Abstract

The net transfer rate of glucose to the fetus from the placenta (Rf,up) increases approximately 10-fold over the second half of pregnancy. To examine the mechanism underlying this increase, we measured Rf,up at different glucose concentration gradients between maternal arterial (GA) and umbilical arterial (Ga) glucose and at three fetal ages: midgestation (76.0 +/- 0.6 days, n = 6), late gestation (131.5 +/- 2.1 days, n = 8), and an intermediate age (103.3 +/- 1.9 days, n = 4). The GA -- Ga gradient was varied by changing Ga below and above control values with fetal insulin and glucose infusions, respectively, while GA was kept constant at 70 +/- 2 mg/dl by a glucose clamp procedure. The slope of the line relating Rf,up to GA -- Ga increased from 0.15 to 1.01 dl/min in the 76- to 131.5-day period, while the intercept in the GA -- Ga axis remained approximately constant at 34 mg/dl. This indicates a fivefold increase in the ability of the placenta to supply glucose to the fetus at fixed values of maternal and fetal glucose concentration (placental glucose transfer capacity).
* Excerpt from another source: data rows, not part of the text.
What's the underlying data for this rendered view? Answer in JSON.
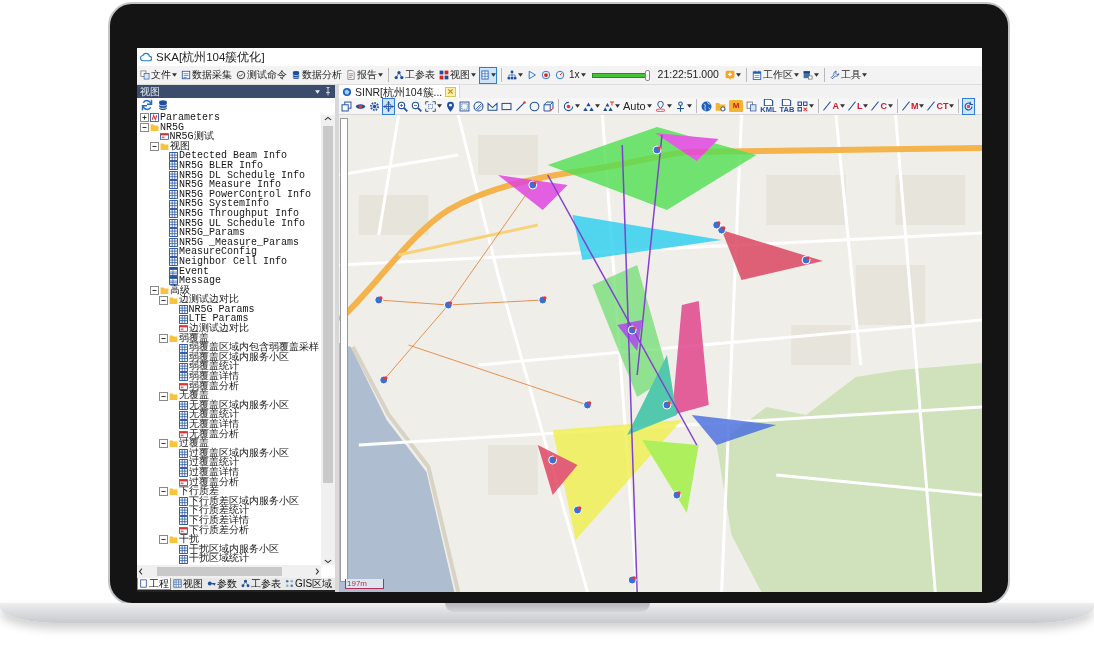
{
  "window": {
    "title": "SKA[杭州104簇优化]"
  },
  "toolbar": [
    {
      "kind": "copy",
      "label": "文件",
      "dropdown": true,
      "pressed": false
    },
    {
      "kind": "form",
      "label": "数据采集",
      "pressed": false
    },
    {
      "kind": "check",
      "label": "测试命令",
      "pressed": false
    },
    {
      "kind": "database",
      "label": "数据分析",
      "pressed": false
    },
    {
      "kind": "report",
      "label": "报告",
      "dropdown": true,
      "pressed": false
    },
    {
      "kind": "separator"
    },
    {
      "kind": "network",
      "label": "工参表",
      "pressed": false
    },
    {
      "kind": "tiles",
      "label": "视图",
      "dropdown": true,
      "pressed": false
    },
    {
      "kind": "sheet",
      "dropdown": true,
      "pressed": true
    },
    {
      "kind": "separator"
    },
    {
      "kind": "hierarchy",
      "dropdown": true,
      "pressed": false
    },
    {
      "kind": "play",
      "pressed": false
    },
    {
      "kind": "record",
      "pressed": false
    },
    {
      "kind": "gauge",
      "pressed": false
    },
    {
      "kind": "text",
      "label": "1x",
      "dropdown": true,
      "pressed": false
    },
    {
      "kind": "slider",
      "level": 0.97
    },
    {
      "kind": "time",
      "label": "21:22:51.000"
    },
    {
      "kind": "badge",
      "dropdown": true,
      "pressed": false
    },
    {
      "kind": "separator"
    },
    {
      "kind": "calendar",
      "label": "工作区",
      "dropdown": true,
      "pressed": false
    },
    {
      "kind": "document",
      "dropdown": true,
      "pressed": false
    },
    {
      "kind": "separator"
    },
    {
      "kind": "wrench",
      "label": "工具",
      "dropdown": true,
      "pressed": false
    }
  ],
  "left_panel": {
    "title": "视图",
    "tools": [
      {
        "kind": "refresh"
      },
      {
        "kind": "database"
      }
    ],
    "tree": [
      {
        "label": "Parameters",
        "kind": "params",
        "expanded": false
      },
      {
        "label": "NR5G",
        "kind": "folder",
        "expanded": true,
        "children": [
          {
            "label": "NR5G测试",
            "kind": "form"
          },
          {
            "label": "视图",
            "kind": "folder",
            "expanded": true,
            "children": [
              {
                "label": "Detected Beam Info",
                "kind": "table"
              },
              {
                "label": "NR5G BLER Info",
                "kind": "table"
              },
              {
                "label": "NR5G DL Schedule Info",
                "kind": "table"
              },
              {
                "label": "NR5G Measure Info",
                "kind": "table"
              },
              {
                "label": "NR5G PowerControl Info",
                "kind": "table"
              },
              {
                "label": "NR5G SystemInfo",
                "kind": "table"
              },
              {
                "label": "NR5G Throughput Info",
                "kind": "table"
              },
              {
                "label": "NR5G UL Schedule Info",
                "kind": "table"
              },
              {
                "label": "NR5G_Params",
                "kind": "table"
              },
              {
                "label": "NR5G _Measure_Params",
                "kind": "table"
              },
              {
                "label": "MeasureConfig",
                "kind": "table"
              },
              {
                "label": "Neighbor Cell Info",
                "kind": "table"
              },
              {
                "label": "Event",
                "kind": "list"
              },
              {
                "label": "Message",
                "kind": "list"
              }
            ]
          },
          {
            "label": "高级",
            "kind": "folder",
            "expanded": true,
            "children": [
              {
                "label": "边测试边对比",
                "kind": "folder",
                "expanded": true,
                "children": [
                  {
                    "label": "NR5G Params",
                    "kind": "table"
                  },
                  {
                    "label": "LTE Params",
                    "kind": "table"
                  },
                  {
                    "label": "边测试边对比",
                    "kind": "form"
                  }
                ]
              },
              {
                "label": "弱覆盖",
                "kind": "folder",
                "expanded": true,
                "children": [
                  {
                    "label": "弱覆盖区域内包含弱覆盖采样",
                    "kind": "table"
                  },
                  {
                    "label": "弱覆盖区域内服务小区",
                    "kind": "table"
                  },
                  {
                    "label": "弱覆盖统计",
                    "kind": "table"
                  },
                  {
                    "label": "弱覆盖详情",
                    "kind": "table"
                  },
                  {
                    "label": "弱覆盖分析",
                    "kind": "form"
                  }
                ]
              },
              {
                "label": "无覆盖",
                "kind": "folder",
                "expanded": true,
                "children": [
                  {
                    "label": "无覆盖区域内服务小区",
                    "kind": "table"
                  },
                  {
                    "label": "无覆盖统计",
                    "kind": "table"
                  },
                  {
                    "label": "无覆盖详情",
                    "kind": "table"
                  },
                  {
                    "label": "无覆盖分析",
                    "kind": "form"
                  }
                ]
              },
              {
                "label": "过覆盖",
                "kind": "folder",
                "expanded": true,
                "children": [
                  {
                    "label": "过覆盖区域内服务小区",
                    "kind": "table"
                  },
                  {
                    "label": "过覆盖统计",
                    "kind": "table"
                  },
                  {
                    "label": "过覆盖详情",
                    "kind": "table"
                  },
                  {
                    "label": "过覆盖分析",
                    "kind": "form"
                  }
                ]
              },
              {
                "label": "下行质差",
                "kind": "folder",
                "expanded": true,
                "children": [
                  {
                    "label": "下行质差区域内服务小区",
                    "kind": "table"
                  },
                  {
                    "label": "下行质差统计",
                    "kind": "table"
                  },
                  {
                    "label": "下行质差详情",
                    "kind": "table"
                  },
                  {
                    "label": "下行质差分析",
                    "kind": "form"
                  }
                ]
              },
              {
                "label": "干扰",
                "kind": "folder",
                "expanded": true,
                "children": [
                  {
                    "label": "干扰区域内服务小区",
                    "kind": "table"
                  },
                  {
                    "label": "干扰区域统计",
                    "kind": "table"
                  }
                ]
              }
            ]
          }
        ]
      }
    ],
    "tabs": [
      {
        "kind": "project",
        "label": "工程",
        "selected": true
      },
      {
        "kind": "grid",
        "label": "视图",
        "selected": false
      },
      {
        "kind": "key",
        "label": "参数",
        "selected": false
      },
      {
        "kind": "network",
        "label": "工参表",
        "selected": false
      },
      {
        "kind": "gis",
        "label": "GIS区域",
        "selected": false
      }
    ]
  },
  "document_tab": {
    "label": "SINR[杭州104簇..."
  },
  "map_toolbar": [
    {
      "kind": "layers",
      "pressed": false
    },
    {
      "kind": "eye",
      "pressed": false
    },
    {
      "kind": "gear",
      "pressed": false
    },
    {
      "kind": "move",
      "pressed": true
    },
    {
      "kind": "zoomin",
      "pressed": false
    },
    {
      "kind": "zoomout",
      "pressed": false
    },
    {
      "kind": "extent",
      "dropdown": true,
      "pressed": false
    },
    {
      "kind": "pin",
      "pressed": false
    },
    {
      "kind": "select",
      "pressed": false
    },
    {
      "kind": "slash",
      "pressed": false
    },
    {
      "kind": "polyline",
      "pressed": false
    },
    {
      "kind": "rect",
      "pressed": false
    },
    {
      "kind": "line",
      "pressed": false
    },
    {
      "kind": "circle",
      "pressed": false
    },
    {
      "kind": "cube",
      "pressed": false
    },
    {
      "kind": "separator"
    },
    {
      "kind": "spin",
      "dropdown": true,
      "pressed": false
    },
    {
      "kind": "nodes",
      "dropdown": true,
      "pressed": false
    },
    {
      "kind": "nodestag",
      "dropdown": true,
      "pressed": false
    },
    {
      "kind": "text",
      "label": "Auto",
      "dropdown": true,
      "pressed": false
    },
    {
      "kind": "location",
      "dropdown": true,
      "pressed": false
    },
    {
      "kind": "antenna",
      "dropdown": true,
      "pressed": false
    },
    {
      "kind": "separator"
    },
    {
      "kind": "globe",
      "pressed": false
    },
    {
      "kind": "foldergear",
      "pressed": false
    },
    {
      "kind": "folder",
      "label": "M",
      "pressed": false
    },
    {
      "kind": "copy",
      "pressed": false
    },
    {
      "kind": "file",
      "label": "KML",
      "pressed": false
    },
    {
      "kind": "file",
      "label": "TAB",
      "pressed": false
    },
    {
      "kind": "gridx",
      "dropdown": true,
      "pressed": false
    },
    {
      "kind": "separator"
    },
    {
      "kind": "pen",
      "label": "A",
      "dropdown": true,
      "pressed": false
    },
    {
      "kind": "pen",
      "label": "L",
      "dropdown": true,
      "pressed": false
    },
    {
      "kind": "pen",
      "label": "C",
      "dropdown": true,
      "pressed": false
    },
    {
      "kind": "separator"
    },
    {
      "kind": "pen",
      "label": "M",
      "dropdown": true,
      "pressed": false
    },
    {
      "kind": "pen",
      "label": "CT",
      "dropdown": true,
      "pressed": false
    },
    {
      "kind": "separator"
    },
    {
      "kind": "cycle",
      "pressed": true
    }
  ],
  "map": {
    "scale": "197m"
  }
}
Concomitant with this increase, there was a significant (P less than 0.001) decrease in control Ga from 26.7 +/- 1.3 to 20.3 +/- 0.3 mg/dl, leading to a significant increase in the GA -- Ga gradient and an 11-fold increase in control Rf,up (from 1.53 to 16.77 mg/min). We conclude that, in the second half of pregnancy, fetal glucose demand grows much more rapidly than placental glucose transfer capacity and requires a decrease in fetal glucose concentration to balance glucose supply and demand.